A file system manages data that is meant to be stored after a program
terminates by giving prodedures to read, write, and update data on the
device(s) that contain it. What makes a filesystem effective? How can
we measure and increase performance of filesystems?
Storage devices can come in many different styles, this lecture focuses on two of the
most popular:
1) Disk
2) Flash
CPU speed grows exponentially while HDD speeds is closer to linear. We have
incommensurate scaling, which suggests our HDD can bottleneck our system.
This means increasing operations of these storage devices can give a huge boost in performance in our system. There are many ways to do this with each method having its own set of tradeoffs. We can change our device itself to provide faster mechanical operations, or we could change our filesystem which manages the procedures and algorithms for our data is read or written onto these devices.
Note: Prices are higher than usual due to Thailand floodings
Disk: Seagate Barracuda XT 3TB (~$290 or ~$.10/GB):
- 3,907,029,160 sectors
- 64 MiB cache
- 7200 RPM (120 Hz)
- 138 Mb/s sustained data transfer rate
- 300 Gs non-operating shock
- 300 g in weight
- 4.16 ms average latency
- 8.5 ms random read seek time
- 9.5 ms random write seek time
- Unrecoverable read errors occur 1 in 1014 reads
- 9.23 watts operating, 6.39 watts idle
Have the controller take care of it. This provides a nice abstraction but can run into performance issues.
Have the OS (CPU) take care of it. Better performance at the cost of complexity.
Solid-State Device (NAND Flash): Corsair Force 60GB (~$135 or $2.25/GB)
- 1000 Gs shock
- 80 g in weight
- 280 MB/s sequential read
- 270 MB/s sequential write
- 1,000,000 hours mean time between failures
- 2 watts operating, 0.5 watts idle
As you can see SSD beat disks in almost every measure except for price. How can we get the best of both hard disk drives and solid-state devices? Hybrid drives are hard disk drives with a small SSD that acts as a buffer. Hybrid drives have a lower price-per-gigabyte compared to a comparable SSD and better performance than a disk drive.
Let's say we are given the following code:
// Assume n=n1, n = sizeof buf for sake of simplicity
char buf[8192];
for (;;) {
lseek (ifd, randomlocation, SEEK_SET);
read (fd,buf, sizeof buf);
n1 = compute (buf, n);
lseek (ofd, otherrandom, SEEK_SET);
write (ofd, buf, n1);
}
This reads 8MB from a given location. What are some of the sources of slowness from this?
- lseek overhead, 4.16 ms latency + 8.5 ms avg. seek time
- read overhead, 4.6 ms latency
- write overhead, 5.6 ms latency
- compute latency 10 ms
- .001 μs application instructions
- 1 μs system call overhead
- 10 μs I/O instructions
TOTAL: ~36.36 ms, or 225,302 bytes/sec
This is SLOW! However there are a number of ways to improve our performance. The following are methods starting from the most effective to the least:
lseek is slowing things down considerably.

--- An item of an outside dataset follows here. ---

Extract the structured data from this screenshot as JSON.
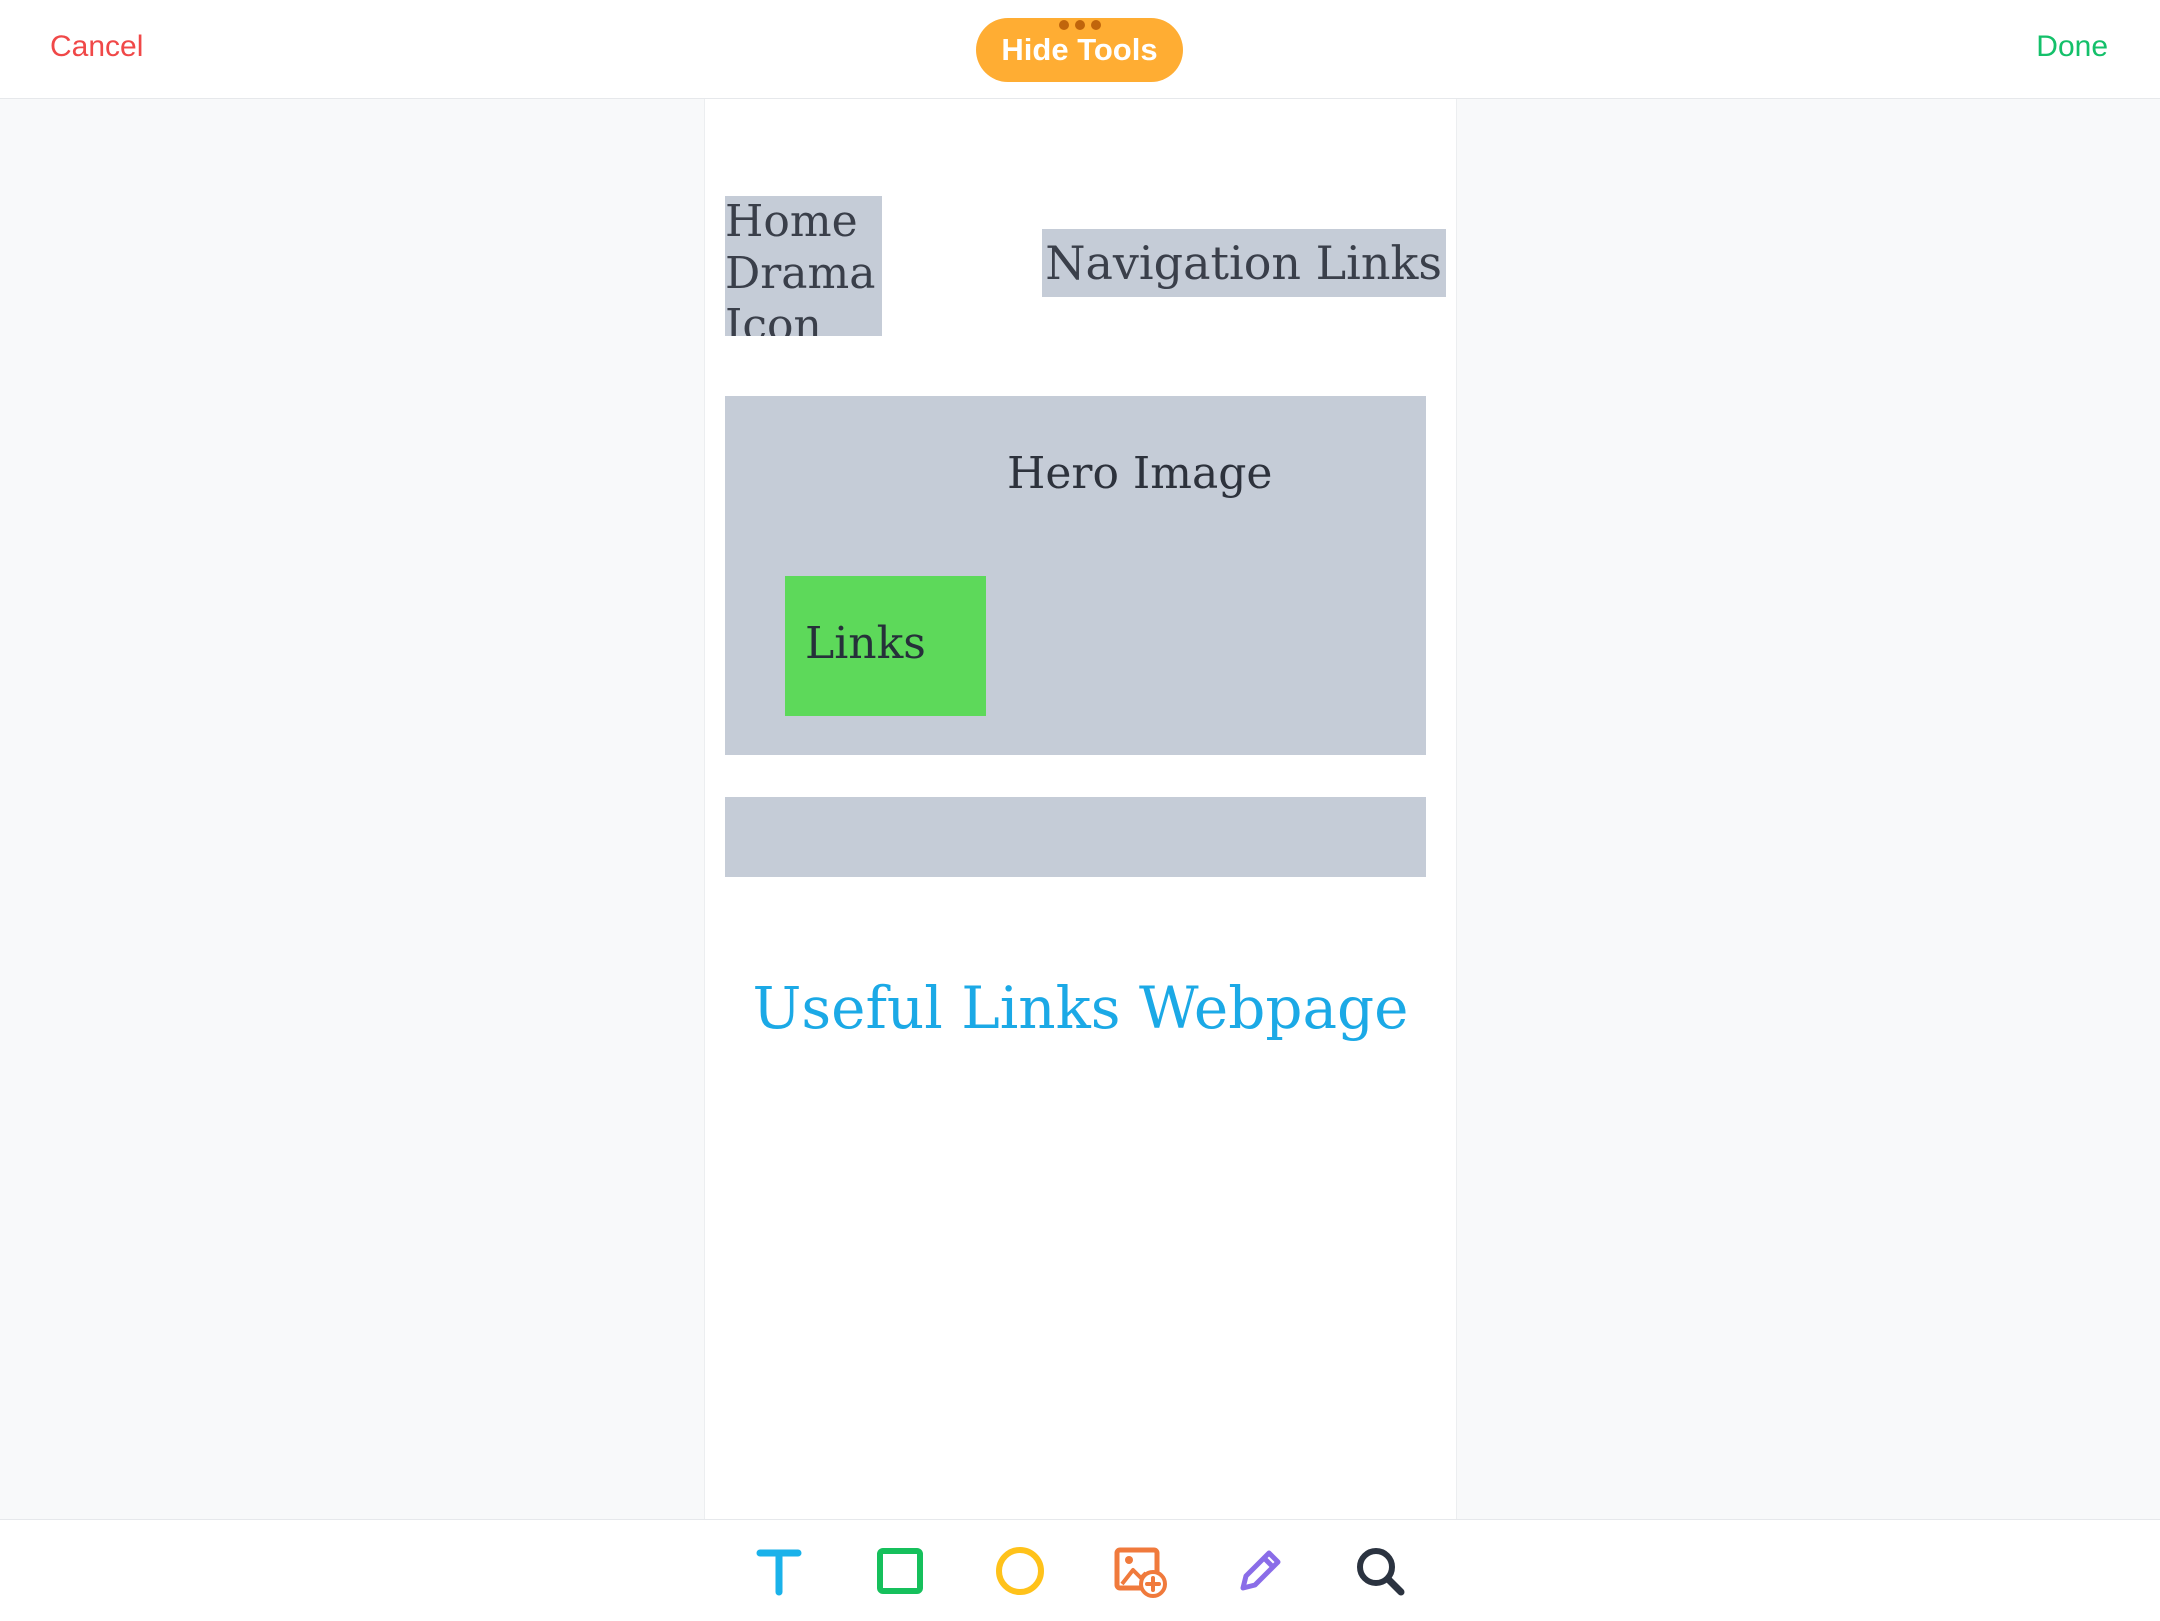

If we get rid of lseek and access data sequentially we can assume that seek time is 0 (although in reality there is a small amount of time when finding the first section of memory).
Batching is the idea that we read larger blocks of memory. This will greatly improve our performance
however be careful as making our blocks too large can cause problems.
- L1/L2 cache overflows
- Awkward track management
- Diminishing returns (increasing the size further will have little performance gain after a certain point).
Gives roughly the same performance gain as batching.
-.02202 ms (*) system call overhead
- 10 ms for compute
- .4 ms (*) context switching
- ~800 KiB/s
With programmed I/O (lecture 2), the data from the disk controller has to go through the CPU into RAM. In DMA, the disk controller can talk directly to RAM. - Gets rid of the need for system calls
- Just polling
- 1 process asynchronous I/O
- ~830 KiB/s
The file system stores the most recently read sector, decreasing overhead.
The file system reads the next sectors as well, removing the need to seek them later
File system guess which sectors will be needed in the future and caches them for faster access.
Similar to prefetching but in the context of writes instead of reads. When a sector is written to it stores it in memory instead of the disk until that sector is no longer being written too. This saves the file system from making unnecessary writes.